FlockDB: Twitter's distributed, fault-tolerant graph database

amix · on April 12, 2010

By the looks on the code this isn't really a graph database. It's more a graph database emulation built on top of a SQL database. For distribution it uses sharding so it isn't really distributed either, at least not like Cassandra or other distributed databases.

I think Redis would perform a lot better than SQL for graph like structures - since sets are a native datatype in Redis. And you can go A LONG way with just one Redis database (currently we are storing over 20 million keys in our Redis database and I know some that are storing 100 million keys on _one_ server). And with the new Redis VM coming up, I would guess that scalability of Redis is going to be even better.

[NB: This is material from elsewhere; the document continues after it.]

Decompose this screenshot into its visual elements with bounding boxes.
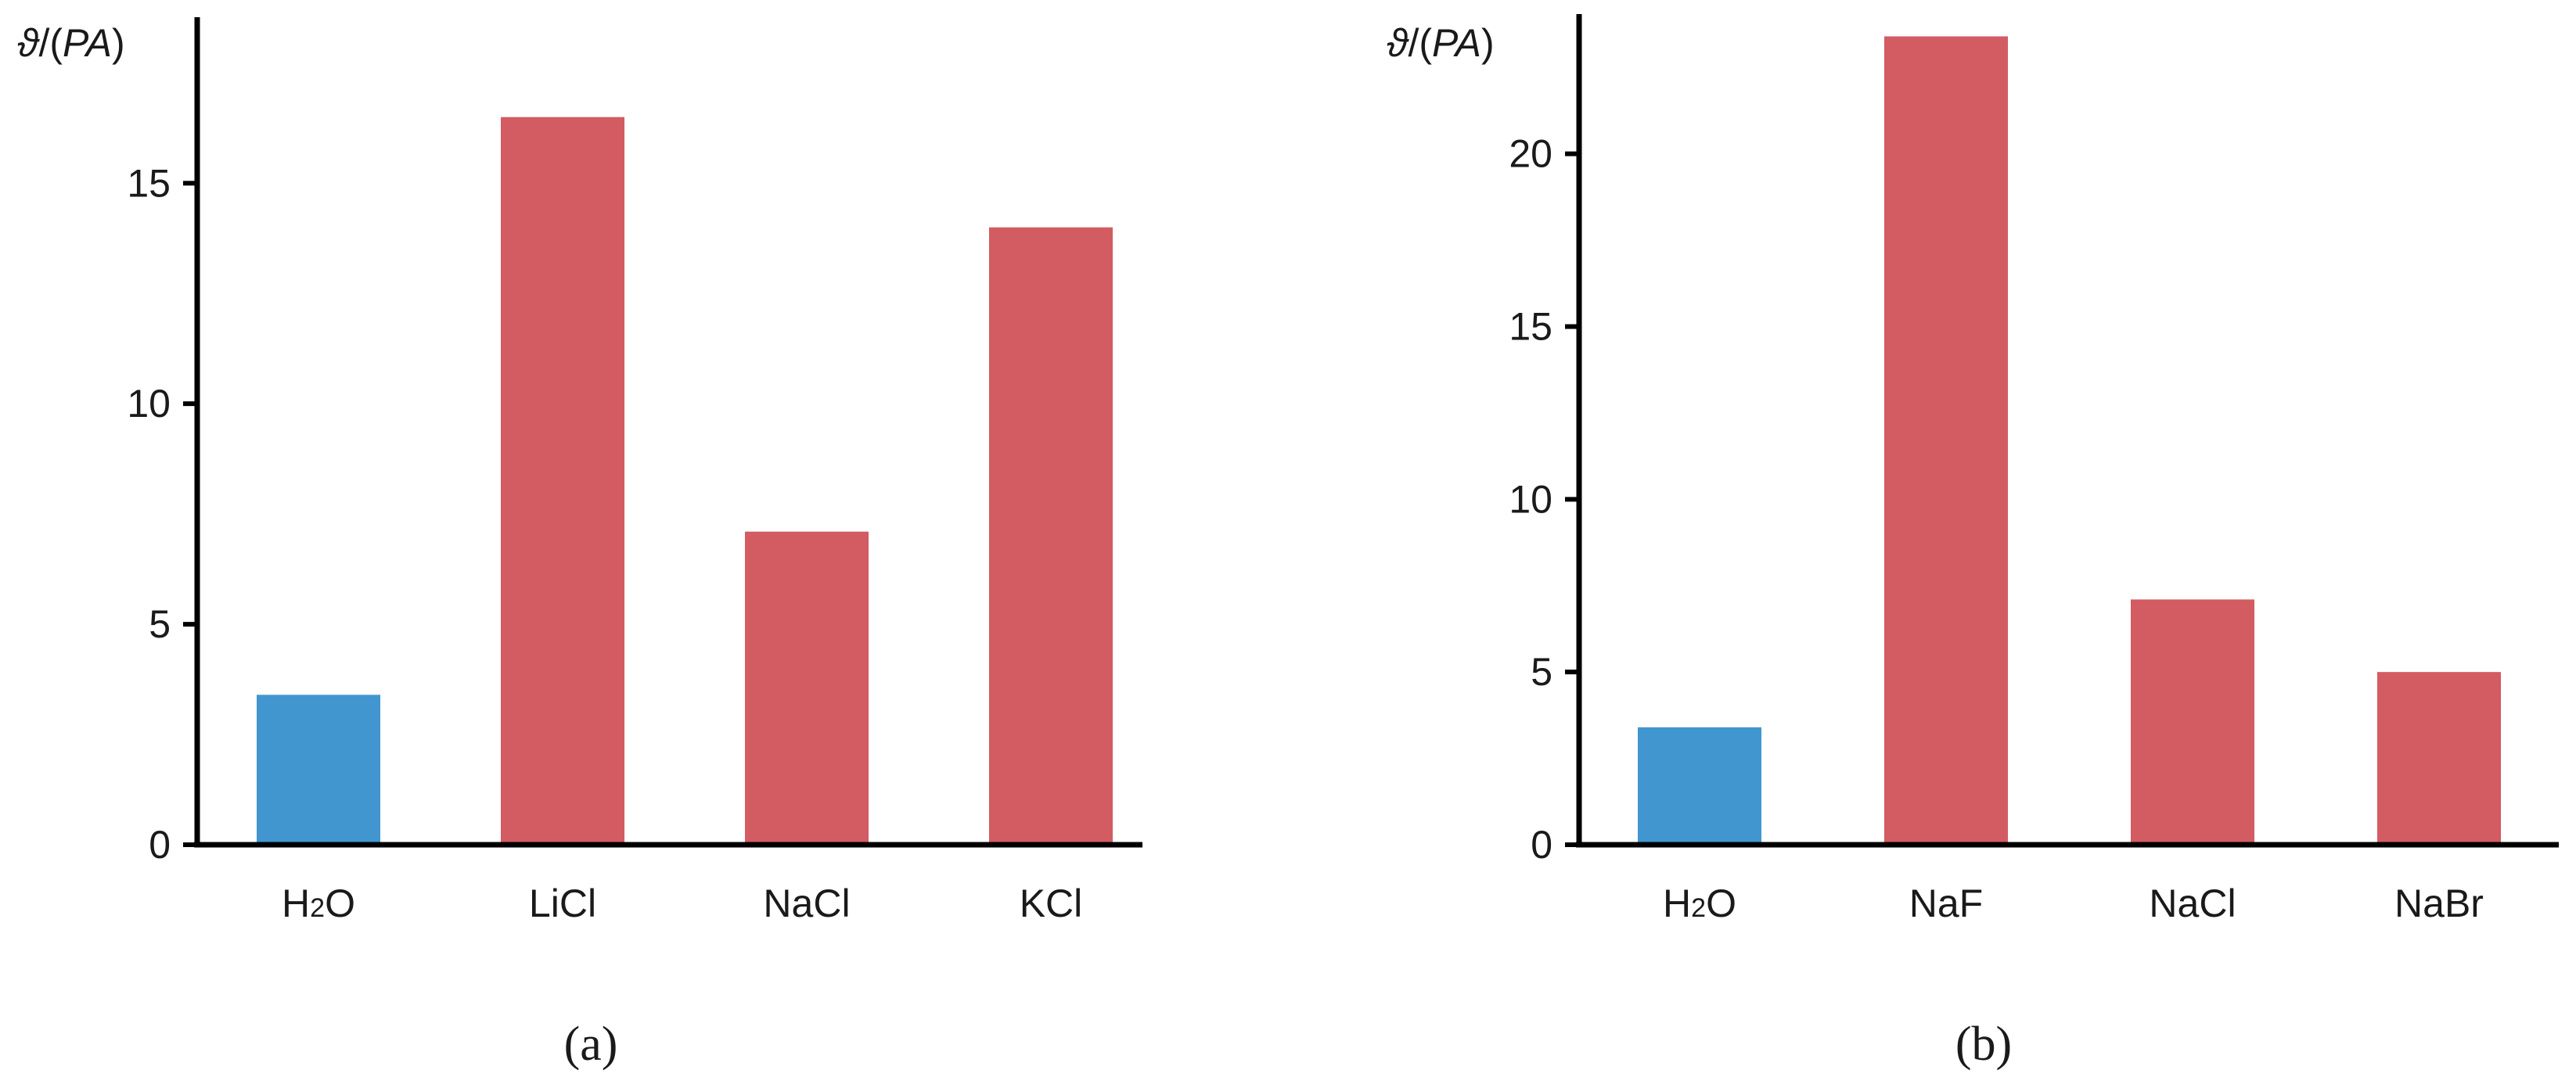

Other than this, neo4j seems very interesting and would probably also have been a better choice than using a relational database.

lsb · on April 12, 2010

You can go a long way with a SQL database too. I'm writing up an article about getting the two billion words of Wikipedia into an inverted index in a SQLite database entirely in memory, and that's another other order of magnitude bigger.

amix · on April 13, 2010

If you only know how to use a hammer then everything else looks like a nail. In other words, re-implementing an inverted index in SQL is waste of time when you can use tools like Sphinx and Lucene - which are highly optimized to do inverted indexes and that can easily handle 2 billion words. The same can be said about FlockDB - it's possible to emulate a graph database, but is the effort really worth it when there are such tools like Redis and neo4j which seem to be optimized for graph like structures.

al_james · on April 12, 2010

Hmmm... This looks to only store first order relations efficiently, its seems that to traverse many nodes, you would need to repeatedly query the database (e.g. I can only get my friends, not the friends of my friends etc...). This severely limits the use for most problem domains you would want to use a graph Db for. Still, possibly useful if you have to solve a problem that looks alot like twitter's.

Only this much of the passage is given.